Hunting with a handgun carries real responsibility. The handgun is harder to shoot well than a rifle, its effective range is shorter, and that combination makes discipline the most important thing a handgun hunter brings to the field. This page is the code we hold ourselves to and ask our readers to share.

Firearm safety

The basic rules never change. Treat every firearm as if it is loaded. Never let the muzzle cover anything you are not willing to destroy. Keep your finger off the trigger until your sights are on the target and you have decided to shoot. Be certain of your target and what lies beyond it. Handgun hunting adds field positions, recoil, and excitement, all of which make muzzle and trigger discipline harder and more important. There is no substitute for qualified, in-person training.

Know and follow the law

Hunting and firearm laws vary enormously by state and country, and they change. Legal calibers, minimum cartridge requirements, legal hunting methods, seasons, tags, and where you may carry or hunt with a handgun are all set by your jurisdiction, not by us. Before every hunt, confirm the current regulations where you will be, carry the proper licenses and tags, and follow them to the letter. When in doubt, contact your state wildlife agency.

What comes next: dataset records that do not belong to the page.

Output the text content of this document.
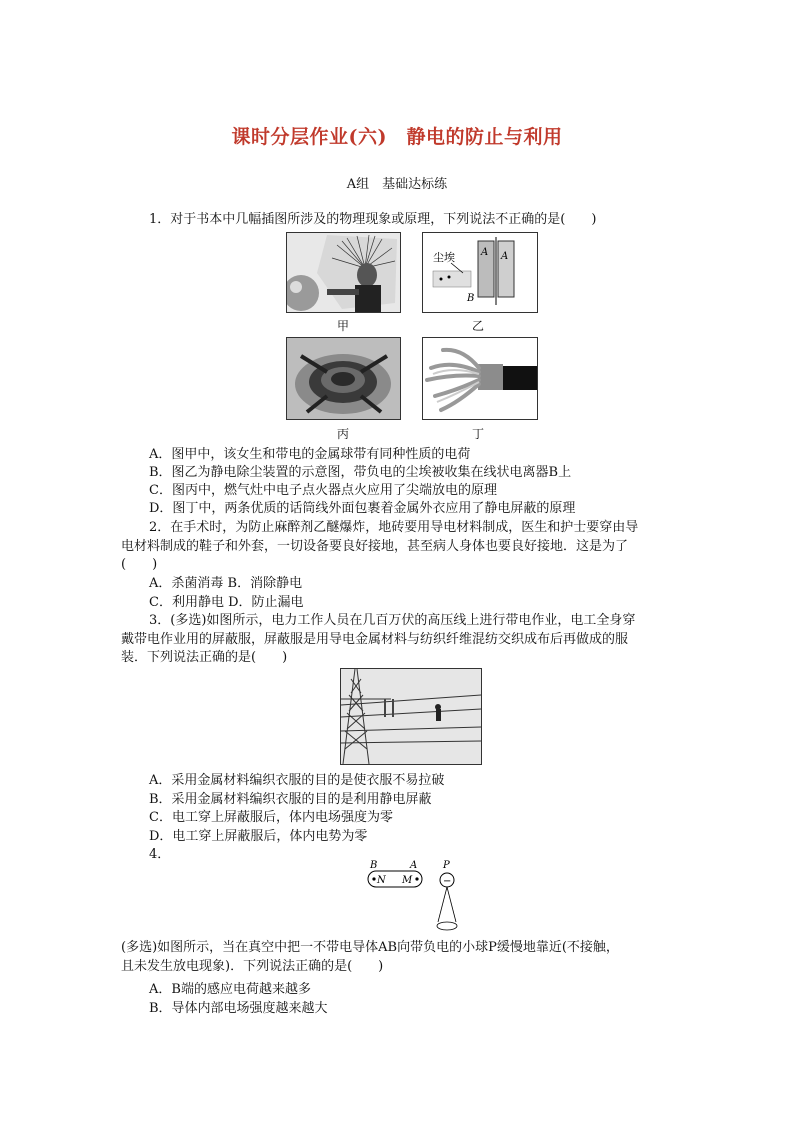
课时分层作业(六)　静电的防止与利用
A组　基础达标练
1．对于书本中几幅插图所涉及的物理现象或原理，下列说法不正确的是(　　)
甲
尘埃	A A
B
乙
丙	丁
A．图甲中，该女生和带电的金属球带有同种性质的电荷
B．图乙为静电除尘装置的示意图，带负电的尘埃被收集在线状电离器B上
C．图丙中，燃气灶中电子点火器点火应用了尖端放电的原理
D．图丁中，两条优质的话筒线外面包裹着金属外衣应用了静电屏蔽的原理
2．在手术时，为防止麻醉剂乙醚爆炸，地砖要用导电材料制成，医生和护士要穿由导
电材料制成的鞋子和外套，一切设备要良好接地，甚至病人身体也要良好接地．这是为了
(　　)
A．杀菌消毒 B．消除静电
C．利用静电 D．防止漏电
3．(多选)如图所示，电力工作人员在几百万伏的高压线上进行带电作业，电工全身穿
戴带电作业用的屏蔽服，屏蔽服是用导电金属材料与纺织纤维混纺交织成布后再做成的服
装．下列说法正确的是(　　)
A．采用金属材料编织衣服的目的是使衣服不易拉破
B．采用金属材料编织衣服的目的是利用静电屏蔽
C．电工穿上屏蔽服后，体内电场强度为零
D．电工穿上屏蔽服后，体内电势为零
4．
N M
B	A	P
−
(多选)如图所示，当在真空中把一不带电导体AB向带负电的小球P缓慢地靠近(不接触，
且未发生放电现象)．下列说法正确的是(　　)
A．B端的感应电荷越来越多
B．导体内部电场强度越来越大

Fair chase and the clean kill

The ethic that matters most in handgun hunting is the clean, humane kill. Because the handgun is a short-range tool, you must know your effective range, the distance at which you can place every shot into the vital zone from realistic field positions, and refuse any shot beyond it. Pass the marginal shot. Practice until the shot is certain. Track diligently, recover your game, and use the meat. Fair chase means giving the animal the respect of a quick, ethical harvest, every time.

A note on this publication

Handgun Hunter’s Almanac provides general sporting and educational information. It is not legal advice, not formal firearms or hunter-education instruction, and not a substitute for hands-on training and your local regulations. We do not encourage unsafe or unlawful practices of any kind.